Anisur Rahman আনিসুর রহমান

Personal information
- Born: 1 March 1971 (age 55) Dacca, East Pakistan (present-day Dhaka, Bangladesh)
- Bowling: Left-arm medium-fast
- Role: Umpire

International information
- National side: Bangladesh;
- ODI debut (cap 24): 5 April 1995 v India
- Last ODI: 25 May 1998 v India

Umpiring information
- ODIs umpired: 9 (2014–2018)
- T20Is umpired: 13 (2012–2018)
- WODIs umpired: 4 (2009–2017)
- WT20Is umpired: 1 (2012)
- FC umpired: 67 (2007–2018)
- LA umpired: 105 (2007–2018)
- T20 umpired: 49 (2010–2018)

Career statistics
| Competition | ODIs | FC | LA |
| Matches | 2 | 35 | 47 |
| Runs scored | 2 | 496 | 98 |
| Batting average | 1.00 | 11.02 | 5.44 |
| 100s/50s | –/– | 0/2 | 0/0 |
| Top score | 2 | 56 | 13 |
| Balls bowled | 48 | 4,105 | 2,046 |
| Wickets | – | 66 | 57 |
| Bowling average | – | 29.84 | 25.52 |
| 5 wickets in innings | – | 1 | 1 |
| 10 wickets in match | – | 0 | 0 |
| Best bowling | – | 6/38 | 5/42 |
| Catches/stumpings | –/– | 23/0 | 15/0 |
- Source: ESPNcricinfo, 12 February 2021

= Anisur Rahman (cricketer) =

Bangladeshi cricketer and umpire (born 1971)

Anisur Rahman (আনিসুর রহমান; born 1 March 1971) is a Bangladeshi cricket umpire and former cricketer who played in two ODIs from 1995 to 1998. He has stood as an umpire in nine ODI games between 2014 and 2018, and in 13 Twenty20 Internationals between 2012 and 2018.

==The early days==
The tall left armer was successful with the ball in the U-19 Asia cup in 1989. There he took 3/44 against India, and 3/36 against Pakistan.

He was elevated to the national squad.
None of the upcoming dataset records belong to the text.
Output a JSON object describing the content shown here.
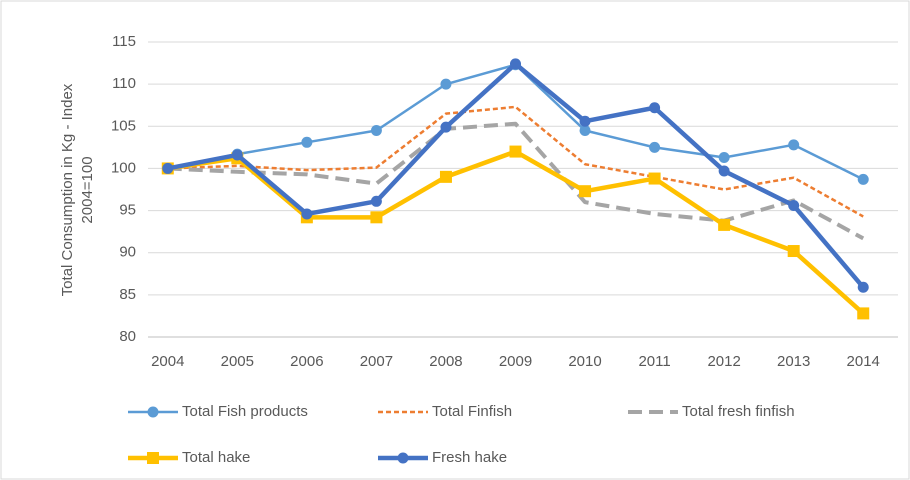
{
  "chart_data": {
    "type": "line",
    "y_label": [
      "Total Consumption in Kg - Index",
      "2004=100"
    ],
    "categories": [
      "2004",
      "2005",
      "2006",
      "2007",
      "2008",
      "2009",
      "2010",
      "2011",
      "2012",
      "2013",
      "2014"
    ],
    "series": [
      {
        "name": "Total Fish products",
        "color": "#5b9bd5",
        "line_style": "solid",
        "marker": "circle",
        "values": [
          100,
          101.7,
          103.1,
          104.5,
          110,
          112.3,
          104.5,
          102.5,
          101.3,
          102.8,
          98.7
        ]
      },
      {
        "name": "Total Finfish",
        "color": "#ed7d31",
        "line_style": "dashed",
        "marker": "none",
        "values": [
          100,
          100.3,
          99.8,
          100.1,
          106.5,
          107.3,
          100.5,
          99,
          97.5,
          98.9,
          94.3
        ]
      },
      {
        "name": "Total fresh finfish",
        "color": "#a5a5a5",
        "line_style": "long-dashed",
        "marker": "none",
        "values": [
          100,
          99.6,
          99.3,
          98.2,
          104.7,
          105.3,
          96,
          94.6,
          93.8,
          96.2,
          91.7
        ]
      },
      {
        "name": "Total hake",
        "color": "#ffc000",
        "line_style": "thick",
        "marker": "square",
        "values": [
          100,
          101.2,
          94.2,
          94.2,
          99,
          102,
          97.3,
          98.8,
          93.3,
          90.2,
          82.8
        ]
      },
      {
        "name": "Fresh hake",
        "color": "#4472c4",
        "line_style": "thick",
        "marker": "circle",
        "values": [
          100,
          101.6,
          94.6,
          96.1,
          104.9,
          112.4,
          105.6,
          107.2,
          99.7,
          95.6,
          85.9
        ]
      }
    ],
    "ylim": [
      80,
      115
    ],
    "yticks": [
      80,
      85,
      90,
      95,
      100,
      105,
      110,
      115
    ],
    "grid": true,
    "legend": "bottom"
  }
}
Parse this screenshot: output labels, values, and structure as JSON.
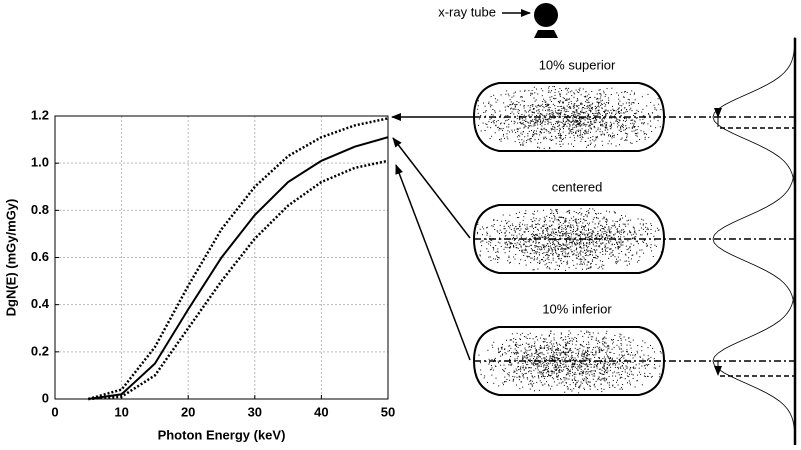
{
  "chart_data": {
    "type": "line",
    "x_label": "Photon Energy (keV)",
    "y_label": "DgN(E)  (mGy/mGy)",
    "x": [
      5,
      10,
      15,
      20,
      25,
      30,
      35,
      40,
      45,
      50
    ],
    "series": [
      {
        "color": "#000000",
        "line_style": "dotted",
        "values": [
          0,
          0.04,
          0.22,
          0.48,
          0.72,
          0.9,
          1.03,
          1.11,
          1.16,
          1.19
        ]
      },
      {
        "color": "#000000",
        "line_style": "solid",
        "values": [
          0,
          0.02,
          0.15,
          0.38,
          0.6,
          0.78,
          0.92,
          1.01,
          1.07,
          1.11
        ]
      },
      {
        "color": "#000000",
        "line_style": "dotted",
        "values": [
          0,
          0.01,
          0.1,
          0.3,
          0.5,
          0.68,
          0.82,
          0.92,
          0.98,
          1.01
        ]
      }
    ],
    "xlim": [
      0,
      50
    ],
    "xticks": [
      0,
      10,
      20,
      30,
      40,
      50
    ],
    "ylim": [
      0,
      1.2
    ],
    "yticks": [
      0,
      0.2,
      0.4,
      0.6,
      0.8,
      {
        "value": 1,
        "label": "1.0"
      },
      {
        "value": 1.2,
        "label": "1.2"
      }
    ],
    "grid": true
  },
  "diagram": {
    "tube_label": "x-ray tube",
    "positions": [
      "10% superior",
      "centered",
      "10% inferior"
    ]
  }
}
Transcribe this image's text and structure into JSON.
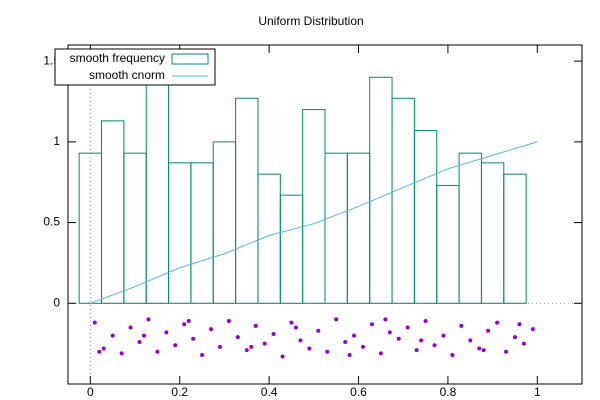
{
  "chart_data": {
    "type": "histogram",
    "title": "Uniform Distribution",
    "name": "smooth frequency",
    "color": "#00896b",
    "bins": [
      -0.025,
      0.025,
      0.075,
      0.125,
      0.175,
      0.225,
      0.275,
      0.325,
      0.375,
      0.425,
      0.475,
      0.525,
      0.575,
      0.625,
      0.675,
      0.725,
      0.775,
      0.825,
      0.875,
      0.925,
      0.975
    ],
    "values": [
      0.93,
      1.13,
      0.93,
      1.4,
      0.87,
      0.87,
      1.0,
      1.27,
      0.8,
      0.67,
      1.2,
      0.93,
      0.93,
      1.4,
      1.27,
      1.07,
      0.73,
      0.93,
      0.87,
      0.8
    ],
    "xlim": [
      -0.05,
      1.1
    ],
    "ylim": [
      -0.5,
      1.6
    ],
    "xticks": [
      0,
      0.2,
      0.4,
      0.6,
      0.8,
      1
    ],
    "yticks": [
      0,
      0.5,
      1,
      1.5
    ],
    "legend": "top-left",
    "overlays": [
      {
        "type": "line",
        "name": "smooth cnorm",
        "color": "#56b4e9",
        "x": [
          0,
          0.1,
          0.2,
          0.3,
          0.4,
          0.5,
          0.6,
          0.7,
          0.8,
          0.9,
          1.0
        ],
        "values": [
          0,
          0.103,
          0.22,
          0.307,
          0.42,
          0.493,
          0.6,
          0.717,
          0.833,
          0.917,
          1.0
        ]
      },
      {
        "type": "scatter",
        "color": "#9400d3",
        "x": [
          0.01,
          0.03,
          0.05,
          0.07,
          0.09,
          0.11,
          0.13,
          0.15,
          0.17,
          0.19,
          0.21,
          0.23,
          0.25,
          0.27,
          0.29,
          0.31,
          0.33,
          0.35,
          0.37,
          0.39,
          0.41,
          0.43,
          0.45,
          0.47,
          0.49,
          0.51,
          0.53,
          0.55,
          0.57,
          0.59,
          0.61,
          0.63,
          0.65,
          0.67,
          0.69,
          0.71,
          0.73,
          0.75,
          0.77,
          0.79,
          0.81,
          0.83,
          0.85,
          0.87,
          0.89,
          0.91,
          0.93,
          0.95,
          0.97,
          0.99,
          0.02,
          0.12,
          0.22,
          0.36,
          0.46,
          0.58,
          0.66,
          0.74,
          0.88,
          0.96
        ],
        "values": [
          -0.12,
          -0.28,
          -0.2,
          -0.31,
          -0.15,
          -0.24,
          -0.1,
          -0.3,
          -0.18,
          -0.26,
          -0.13,
          -0.22,
          -0.32,
          -0.16,
          -0.27,
          -0.11,
          -0.21,
          -0.29,
          -0.14,
          -0.25,
          -0.19,
          -0.33,
          -0.12,
          -0.23,
          -0.28,
          -0.17,
          -0.3,
          -0.1,
          -0.24,
          -0.2,
          -0.27,
          -0.13,
          -0.31,
          -0.18,
          -0.22,
          -0.15,
          -0.29,
          -0.11,
          -0.26,
          -0.2,
          -0.32,
          -0.14,
          -0.23,
          -0.28,
          -0.17,
          -0.12,
          -0.3,
          -0.21,
          -0.25,
          -0.16,
          -0.3,
          -0.2,
          -0.11,
          -0.27,
          -0.15,
          -0.32,
          -0.1,
          -0.23,
          -0.29,
          -0.13
        ]
      }
    ]
  }
}
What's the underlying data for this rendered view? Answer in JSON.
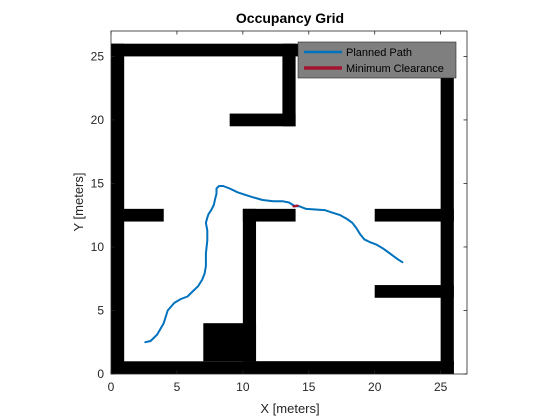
{
  "chart_data": {
    "type": "occupancy-grid",
    "title": "Occupancy Grid",
    "xlabel": "X [meters]",
    "ylabel": "Y [meters]",
    "xlim": [
      0,
      27
    ],
    "ylim": [
      0,
      27
    ],
    "xticks": [
      0,
      5,
      10,
      15,
      20,
      25
    ],
    "yticks": [
      0,
      5,
      10,
      15,
      20,
      25
    ],
    "occupied_color": "#000000",
    "free_color": "#ffffff",
    "obstacles": [
      {
        "name": "left-wall",
        "x": [
          0,
          1
        ],
        "y": [
          0,
          26
        ]
      },
      {
        "name": "top-wall",
        "x": [
          0,
          26
        ],
        "y": [
          25,
          26
        ]
      },
      {
        "name": "right-wall",
        "x": [
          25,
          26
        ],
        "y": [
          0,
          26
        ]
      },
      {
        "name": "bottom-wall",
        "x": [
          0,
          26
        ],
        "y": [
          0,
          1
        ]
      },
      {
        "name": "top-inner-vertical",
        "x": [
          13,
          14
        ],
        "y": [
          19.5,
          26
        ]
      },
      {
        "name": "top-inner-horizontal",
        "x": [
          9,
          14
        ],
        "y": [
          19.5,
          20.5
        ]
      },
      {
        "name": "left-stub",
        "x": [
          0,
          4
        ],
        "y": [
          12,
          13
        ]
      },
      {
        "name": "center-horizontal",
        "x": [
          10,
          14
        ],
        "y": [
          12,
          13
        ]
      },
      {
        "name": "center-vertical",
        "x": [
          10,
          11
        ],
        "y": [
          1,
          13
        ]
      },
      {
        "name": "bottom-block",
        "x": [
          7,
          11
        ],
        "y": [
          1,
          4
        ]
      },
      {
        "name": "right-upper-stub",
        "x": [
          20,
          26
        ],
        "y": [
          12,
          13
        ]
      },
      {
        "name": "right-lower-stub",
        "x": [
          20,
          26
        ],
        "y": [
          6,
          7
        ]
      },
      {
        "name": "bottom-horizontal",
        "x": [
          10,
          26
        ],
        "y": [
          1,
          1
        ]
      }
    ],
    "series": [
      {
        "name": "Planned Path",
        "color": "#0072bd",
        "x": [
          2.6,
          3.0,
          3.5,
          4.0,
          4.3,
          4.8,
          5.3,
          5.8,
          6.2,
          6.6,
          6.9,
          7.1,
          7.2,
          7.2,
          7.3,
          7.3,
          7.2,
          7.3,
          7.4,
          7.6,
          7.8,
          7.9,
          8.0,
          8.0,
          8.2,
          8.5,
          9.0,
          9.6,
          10.2,
          10.8,
          11.5,
          12.3,
          13.0,
          13.5,
          13.8,
          14.0,
          14.3,
          14.8,
          15.5,
          16.2,
          16.8,
          17.4,
          17.9,
          18.3,
          18.6,
          18.9,
          19.2,
          19.6,
          20.1,
          20.6,
          21.0,
          21.4,
          21.8,
          22.1
        ],
        "y": [
          2.5,
          2.6,
          3.1,
          4.0,
          5.0,
          5.6,
          5.9,
          6.1,
          6.5,
          6.9,
          7.4,
          7.9,
          8.5,
          9.5,
          10.5,
          11.3,
          11.9,
          12.3,
          12.6,
          12.9,
          13.3,
          13.8,
          14.2,
          14.6,
          14.8,
          14.8,
          14.6,
          14.3,
          14.1,
          13.9,
          13.7,
          13.6,
          13.6,
          13.5,
          13.3,
          13.2,
          13.2,
          13.0,
          12.95,
          12.9,
          12.7,
          12.5,
          12.2,
          11.9,
          11.5,
          11.0,
          10.6,
          10.4,
          10.2,
          9.9,
          9.6,
          9.3,
          9.0,
          8.8
        ]
      },
      {
        "name": "Minimum Clearance",
        "color": "#a2142f",
        "x": [
          13.85,
          14.15
        ],
        "y": [
          13.2,
          13.25
        ]
      }
    ],
    "legend": {
      "position": "top-right",
      "background": "#7f7f7f",
      "entries": [
        "Planned Path",
        "Minimum Clearance"
      ]
    }
  }
}
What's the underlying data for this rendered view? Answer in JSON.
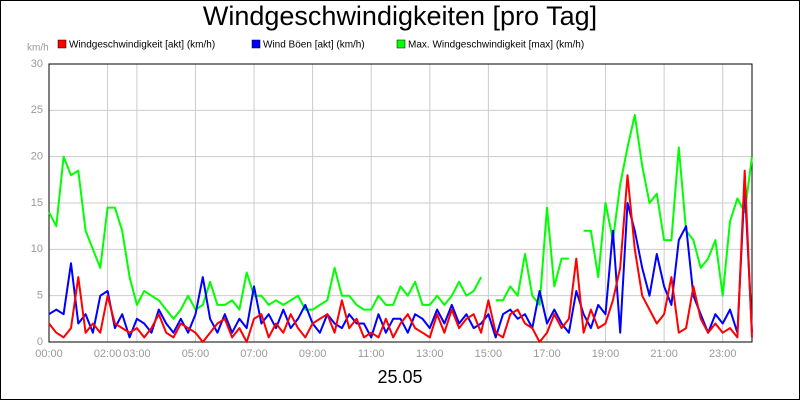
{
  "chart_data": {
    "type": "line",
    "title": "Windgeschwindigkeiten [pro Tag]",
    "xlabel": "25.05",
    "ylabel": "km/h",
    "x": [
      0,
      0.25,
      0.5,
      0.75,
      1,
      1.25,
      1.5,
      1.75,
      2,
      2.25,
      2.5,
      2.75,
      3,
      3.25,
      3.5,
      3.75,
      4,
      4.25,
      4.5,
      4.75,
      5,
      5.25,
      5.5,
      5.75,
      6,
      6.25,
      6.5,
      6.75,
      7,
      7.25,
      7.5,
      7.75,
      8,
      8.25,
      8.5,
      8.75,
      9,
      9.25,
      9.5,
      9.75,
      10,
      10.25,
      10.5,
      10.75,
      11,
      11.25,
      11.5,
      11.75,
      12,
      12.25,
      12.5,
      12.75,
      13,
      13.25,
      13.5,
      13.75,
      14,
      14.25,
      14.5,
      14.75,
      15,
      15.25,
      15.5,
      15.75,
      16,
      16.25,
      16.5,
      16.75,
      17,
      17.25,
      17.5,
      17.75,
      18,
      18.25,
      18.5,
      18.75,
      19,
      19.25,
      19.5,
      19.75,
      20,
      20.25,
      20.5,
      20.75,
      21,
      21.25,
      21.5,
      21.75,
      22,
      22.25,
      22.5,
      22.75,
      23,
      23.25,
      23.5,
      23.75,
      24
    ],
    "series": [
      {
        "name": "Windgeschwindigkeit [akt] (km/h)",
        "color": "#ff0000",
        "values": [
          2,
          1,
          0.5,
          1.5,
          7,
          1,
          2,
          1,
          5,
          2,
          1.5,
          1,
          1.5,
          0.5,
          1.5,
          3,
          1,
          0.5,
          2,
          1.5,
          1,
          0,
          1,
          2,
          2.5,
          0.5,
          1.5,
          0,
          2.5,
          3,
          0.5,
          2,
          1,
          3,
          1.5,
          0.5,
          2,
          2.5,
          3,
          1,
          4.5,
          1.5,
          2.5,
          0.5,
          1,
          0.5,
          2.5,
          0.5,
          2,
          3,
          1.5,
          1,
          0.5,
          3,
          1,
          3.5,
          1.5,
          2.5,
          3,
          1,
          4.5,
          1,
          0.5,
          3,
          3.5,
          2,
          1.5,
          0,
          1,
          3,
          1.5,
          2.5,
          9,
          1,
          3.5,
          1.5,
          2,
          4.5,
          8,
          18,
          10,
          5,
          3.5,
          2,
          3,
          7,
          1,
          1.5,
          6,
          2.5,
          1,
          2,
          1,
          1.5,
          0.5,
          18.5,
          0.5
        ]
      },
      {
        "name": "Wind Böen [akt] (km/h)",
        "color": "#0000ff",
        "values": [
          3,
          3.5,
          3,
          8.5,
          2,
          3,
          1,
          5,
          5.5,
          1.5,
          3,
          0.5,
          2.5,
          2,
          1,
          3.5,
          2,
          1,
          2.5,
          1,
          3,
          7,
          2.5,
          1,
          3,
          1,
          2.5,
          1.5,
          6,
          2,
          3,
          1.5,
          3.5,
          1.5,
          2.5,
          4,
          2,
          1,
          3,
          2,
          1.5,
          3,
          2,
          2,
          0.5,
          3,
          1,
          2.5,
          2.5,
          1,
          3,
          2.5,
          1.5,
          3.5,
          2,
          4,
          2,
          3,
          1.5,
          2,
          3,
          0.5,
          3,
          3.5,
          2.5,
          3,
          1.5,
          5.5,
          2,
          3.5,
          2,
          1,
          5.5,
          3,
          1.5,
          4,
          3,
          12,
          1,
          15,
          12,
          8,
          5,
          9.5,
          6,
          4,
          11,
          12.5,
          5,
          3,
          1,
          3,
          2,
          3.5,
          1,
          17,
          1
        ]
      },
      {
        "name": "Max. Windgeschwindigkeit [max] (km/h)",
        "color": "#00ff00",
        "values": [
          14,
          12.5,
          20,
          18,
          18.5,
          12,
          10,
          8,
          14.5,
          14.5,
          12,
          7,
          4,
          5.5,
          5,
          4.5,
          3.5,
          2.5,
          3.5,
          5,
          3.5,
          4,
          6.5,
          4,
          4,
          4.5,
          3.5,
          7.5,
          5,
          5,
          4,
          4.5,
          4,
          4.5,
          5,
          3.5,
          3.5,
          4,
          4.5,
          8,
          5,
          5,
          4,
          3.5,
          3.5,
          5,
          4,
          4,
          6,
          5,
          6.5,
          4,
          4,
          5,
          4,
          5,
          6.5,
          5,
          5.5,
          7,
          null,
          4.5,
          4.5,
          6,
          5,
          9.5,
          5,
          4,
          14.5,
          6,
          9,
          9,
          null,
          12,
          12,
          7,
          15,
          11,
          17,
          21,
          24.5,
          19,
          15,
          16,
          11,
          11,
          21,
          12,
          11,
          8,
          9,
          11,
          5,
          13,
          15.5,
          14,
          20
        ]
      }
    ],
    "xlim": [
      0,
      24
    ],
    "xticks": [
      {
        "value": 0,
        "label": "00:00"
      },
      {
        "value": 2,
        "label": "02:00"
      },
      {
        "value": 3,
        "label": "03:00"
      },
      {
        "value": 5,
        "label": "05:00"
      },
      {
        "value": 7,
        "label": "07:00"
      },
      {
        "value": 9,
        "label": "09:00"
      },
      {
        "value": 11,
        "label": "11:00"
      },
      {
        "value": 13,
        "label": "13:00"
      },
      {
        "value": 15,
        "label": "15:00"
      },
      {
        "value": 17,
        "label": "17:00"
      },
      {
        "value": 19,
        "label": "19:00"
      },
      {
        "value": 21,
        "label": "21:00"
      },
      {
        "value": 23,
        "label": "23:00"
      }
    ],
    "ylim": [
      0,
      30
    ],
    "yticks": [
      0,
      5,
      10,
      15,
      20,
      25,
      30
    ],
    "grid": true
  }
}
There, however, he struggled to hold his place, as Bangladesh already had two other left arm seamers, Gholam Nousher and Jahangir Alam Talukdar. Anisur Rahman's career was also hampered by injuries and No-Ball problem. Still, he briefly emerged in 1994, following the retirement of Prince and Dulu, as the country's top pace bowler.

==International cricket==
In the 1994–95 SAARC Quadrangular Tournament at Dhaka, (December 1994), he took 3/29 against Pakistan A, 4/29 against Sri Lanka A, & 3/28 against India A. In these matches, he used the reverse swing of the old ball with great effect. In fact, Anisur Rahman was one of the first Bangladeshi bowler to successfully use the reverse swing.

He played in 2 ODIs against India, but failed to impress. On each occasion, he suffered at the hands of Sachin Tendulkar.

==As an umpire==
Anisur Rahman stood his first match as an on-field umpire in 2012 in a T20I match between Bangladesh and West Indies. In 2014, he stood his first ODI match as an umpire in a match between Bangladesh and Sri Lanka. He stood his last match as an umpire in the group match between India and Afghanistan in the 2018 Asia Cup.

| Format | First | Latest | Total | Ref(s) |
|---|---|---|---|---|
| ODIs | Bangladesh vs Sri Lanka at Mirpur, 20 Feb 2014 | Afghanistan vs India at Dubai, 25 Sept 2018 | 9 |  |
| T20Is | Bangladesh vs West Indies at Mirpur, 10 Dec 2012 | Bangladesh vs Sri Lanka at Mirpur, 15 Feb 2018 | 13 |  |

- as on 26 October 2018

==Retirement as an umpire==
After the group match between Afghanistan and India in 2018 Asia Cup, he did not officiate any matches and quit his umpiring profession for uncertainty of career under Bangladesh Cricket Board and settled in USA in order to pursue a better career in other profession.